The first show I watched when self-isolation began in March was the Netflix original series
Locke & Key. I had never heard of it before, or knew at the time it was an already popular comic series, but was drawn in by the trailer promising what seemed like Alice in Wonderland meets Pan’s Labyrinth meets Coraline.
The show starts with the Locke family moving from Seattle to a small town in Massachusetts to live in their late-father’s childhood home. The family has just survived a shooting at the hands of an unstable student their father was treating who ambushes their home, killing their father, and attempting to gun down the rest of them as he demands answers around the Locke family house and the keys.

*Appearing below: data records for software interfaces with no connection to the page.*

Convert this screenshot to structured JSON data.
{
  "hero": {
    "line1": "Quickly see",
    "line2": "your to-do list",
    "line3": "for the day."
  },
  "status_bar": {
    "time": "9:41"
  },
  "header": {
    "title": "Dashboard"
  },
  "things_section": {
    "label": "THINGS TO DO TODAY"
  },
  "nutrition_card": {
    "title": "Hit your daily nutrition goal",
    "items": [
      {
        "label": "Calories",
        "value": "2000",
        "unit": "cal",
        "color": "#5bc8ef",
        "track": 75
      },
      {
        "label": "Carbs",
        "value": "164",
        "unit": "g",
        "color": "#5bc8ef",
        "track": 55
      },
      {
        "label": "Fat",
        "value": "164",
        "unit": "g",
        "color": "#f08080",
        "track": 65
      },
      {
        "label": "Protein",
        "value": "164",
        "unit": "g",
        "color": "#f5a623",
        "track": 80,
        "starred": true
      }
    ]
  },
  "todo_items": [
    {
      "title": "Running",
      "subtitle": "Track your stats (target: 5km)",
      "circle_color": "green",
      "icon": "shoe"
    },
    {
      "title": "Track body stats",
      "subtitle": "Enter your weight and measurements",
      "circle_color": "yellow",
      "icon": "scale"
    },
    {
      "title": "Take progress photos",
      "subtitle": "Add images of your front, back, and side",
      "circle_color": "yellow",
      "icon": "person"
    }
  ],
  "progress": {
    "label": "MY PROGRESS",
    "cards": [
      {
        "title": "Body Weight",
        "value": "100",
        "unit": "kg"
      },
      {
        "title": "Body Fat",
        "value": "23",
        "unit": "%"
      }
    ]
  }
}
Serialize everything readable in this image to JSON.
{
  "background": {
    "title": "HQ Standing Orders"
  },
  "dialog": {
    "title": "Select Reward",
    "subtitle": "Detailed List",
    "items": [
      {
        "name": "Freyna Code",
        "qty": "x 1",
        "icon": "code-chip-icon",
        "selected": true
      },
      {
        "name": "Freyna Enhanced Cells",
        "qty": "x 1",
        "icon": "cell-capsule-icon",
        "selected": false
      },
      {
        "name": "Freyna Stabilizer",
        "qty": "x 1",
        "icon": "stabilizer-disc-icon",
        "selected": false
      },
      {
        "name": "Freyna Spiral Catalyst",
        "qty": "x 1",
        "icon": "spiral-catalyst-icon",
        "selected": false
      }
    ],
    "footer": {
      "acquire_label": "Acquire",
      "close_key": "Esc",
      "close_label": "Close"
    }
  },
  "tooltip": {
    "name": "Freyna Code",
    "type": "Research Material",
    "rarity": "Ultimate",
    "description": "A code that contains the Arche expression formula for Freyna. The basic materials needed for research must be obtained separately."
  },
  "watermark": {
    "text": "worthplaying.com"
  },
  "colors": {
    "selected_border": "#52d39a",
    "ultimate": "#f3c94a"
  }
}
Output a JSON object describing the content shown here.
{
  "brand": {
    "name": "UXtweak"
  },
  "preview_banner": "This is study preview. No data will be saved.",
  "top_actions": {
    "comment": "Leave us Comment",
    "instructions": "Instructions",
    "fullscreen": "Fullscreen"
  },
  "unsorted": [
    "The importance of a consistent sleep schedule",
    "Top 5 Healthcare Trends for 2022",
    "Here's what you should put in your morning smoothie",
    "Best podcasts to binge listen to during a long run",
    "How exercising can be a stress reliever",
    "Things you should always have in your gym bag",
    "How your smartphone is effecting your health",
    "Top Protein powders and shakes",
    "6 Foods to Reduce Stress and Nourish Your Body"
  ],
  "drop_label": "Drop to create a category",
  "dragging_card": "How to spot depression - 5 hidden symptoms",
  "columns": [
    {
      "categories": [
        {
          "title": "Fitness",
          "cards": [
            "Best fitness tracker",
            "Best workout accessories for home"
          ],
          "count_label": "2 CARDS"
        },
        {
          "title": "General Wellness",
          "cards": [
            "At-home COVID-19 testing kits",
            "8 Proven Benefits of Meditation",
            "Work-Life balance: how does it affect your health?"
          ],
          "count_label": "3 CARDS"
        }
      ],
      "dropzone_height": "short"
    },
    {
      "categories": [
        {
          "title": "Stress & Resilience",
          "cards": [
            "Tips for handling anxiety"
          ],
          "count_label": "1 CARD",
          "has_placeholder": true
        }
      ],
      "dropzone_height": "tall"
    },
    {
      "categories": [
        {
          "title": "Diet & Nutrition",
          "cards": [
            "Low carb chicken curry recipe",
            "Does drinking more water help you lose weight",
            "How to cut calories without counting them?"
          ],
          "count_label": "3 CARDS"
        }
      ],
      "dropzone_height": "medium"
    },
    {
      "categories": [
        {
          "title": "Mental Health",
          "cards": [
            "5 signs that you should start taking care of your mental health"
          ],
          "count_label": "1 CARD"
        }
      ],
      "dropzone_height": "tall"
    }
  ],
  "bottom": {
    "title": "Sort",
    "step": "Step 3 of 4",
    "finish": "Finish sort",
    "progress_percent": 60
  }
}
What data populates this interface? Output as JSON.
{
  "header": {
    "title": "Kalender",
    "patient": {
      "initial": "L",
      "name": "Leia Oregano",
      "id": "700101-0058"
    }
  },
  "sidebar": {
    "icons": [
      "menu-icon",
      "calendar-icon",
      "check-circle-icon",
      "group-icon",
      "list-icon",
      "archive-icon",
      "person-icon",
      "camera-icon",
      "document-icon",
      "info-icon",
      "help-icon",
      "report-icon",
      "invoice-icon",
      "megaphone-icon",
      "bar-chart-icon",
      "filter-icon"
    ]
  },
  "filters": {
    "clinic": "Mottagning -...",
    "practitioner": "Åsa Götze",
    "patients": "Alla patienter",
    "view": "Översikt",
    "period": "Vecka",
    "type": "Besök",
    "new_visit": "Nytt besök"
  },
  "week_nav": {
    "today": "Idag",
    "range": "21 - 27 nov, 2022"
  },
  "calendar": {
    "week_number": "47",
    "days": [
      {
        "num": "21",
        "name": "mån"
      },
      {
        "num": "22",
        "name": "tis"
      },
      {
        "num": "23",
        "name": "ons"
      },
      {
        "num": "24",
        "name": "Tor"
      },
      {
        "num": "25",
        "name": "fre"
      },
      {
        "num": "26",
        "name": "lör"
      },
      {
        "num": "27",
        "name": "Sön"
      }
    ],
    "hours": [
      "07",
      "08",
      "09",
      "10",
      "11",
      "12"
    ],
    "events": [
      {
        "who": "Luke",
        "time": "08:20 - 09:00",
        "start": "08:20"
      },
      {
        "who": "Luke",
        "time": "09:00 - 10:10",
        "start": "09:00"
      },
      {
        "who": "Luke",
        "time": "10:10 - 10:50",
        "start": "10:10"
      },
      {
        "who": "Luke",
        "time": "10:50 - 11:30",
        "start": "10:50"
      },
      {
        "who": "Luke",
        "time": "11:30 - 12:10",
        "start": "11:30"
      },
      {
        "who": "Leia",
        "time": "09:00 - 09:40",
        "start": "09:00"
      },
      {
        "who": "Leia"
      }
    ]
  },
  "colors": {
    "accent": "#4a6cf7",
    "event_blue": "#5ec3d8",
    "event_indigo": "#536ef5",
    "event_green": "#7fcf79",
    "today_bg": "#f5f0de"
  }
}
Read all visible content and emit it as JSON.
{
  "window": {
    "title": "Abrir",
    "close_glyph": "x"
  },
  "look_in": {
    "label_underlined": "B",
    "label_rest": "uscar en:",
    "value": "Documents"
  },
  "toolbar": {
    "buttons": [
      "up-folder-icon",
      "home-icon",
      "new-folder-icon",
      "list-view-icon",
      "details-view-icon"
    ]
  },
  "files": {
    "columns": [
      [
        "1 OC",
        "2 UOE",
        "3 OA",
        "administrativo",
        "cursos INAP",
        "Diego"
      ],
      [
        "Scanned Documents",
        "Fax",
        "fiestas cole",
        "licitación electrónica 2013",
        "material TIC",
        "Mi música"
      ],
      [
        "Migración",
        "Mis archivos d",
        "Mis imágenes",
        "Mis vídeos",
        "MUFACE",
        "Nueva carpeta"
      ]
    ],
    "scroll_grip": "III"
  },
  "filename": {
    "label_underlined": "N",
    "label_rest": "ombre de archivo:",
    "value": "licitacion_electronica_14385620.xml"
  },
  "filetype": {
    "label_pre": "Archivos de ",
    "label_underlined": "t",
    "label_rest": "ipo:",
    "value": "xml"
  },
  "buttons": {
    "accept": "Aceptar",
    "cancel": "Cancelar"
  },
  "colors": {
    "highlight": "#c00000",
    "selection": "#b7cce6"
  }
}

Hoping for a fresh start, the Locke family moves across the country to an incredible family mansion that turns out to also be magical, as the youngest son, Bode, begins discovering magic keys around the house. But not all magic is good and as Bode attempts to find more, he unleashes a dark spirit that has been trapped in the family’s well house and is determined to destroy the world. With supernatural forces at play, the Locke kids — Tyler, Kinsey, and Body — must investigate the mysterious circumstances around their father’s death in order to find the answers and discover nothing is what it seems, including the hero they thought they knew.
It’s an amazing show, but what really stood out to me as a viewer was how Locke & Key digs into the intertwining of grief, PTSD, and trauma — an intertwining that has deeply impacted my own life, but I have rarely seen represented on television.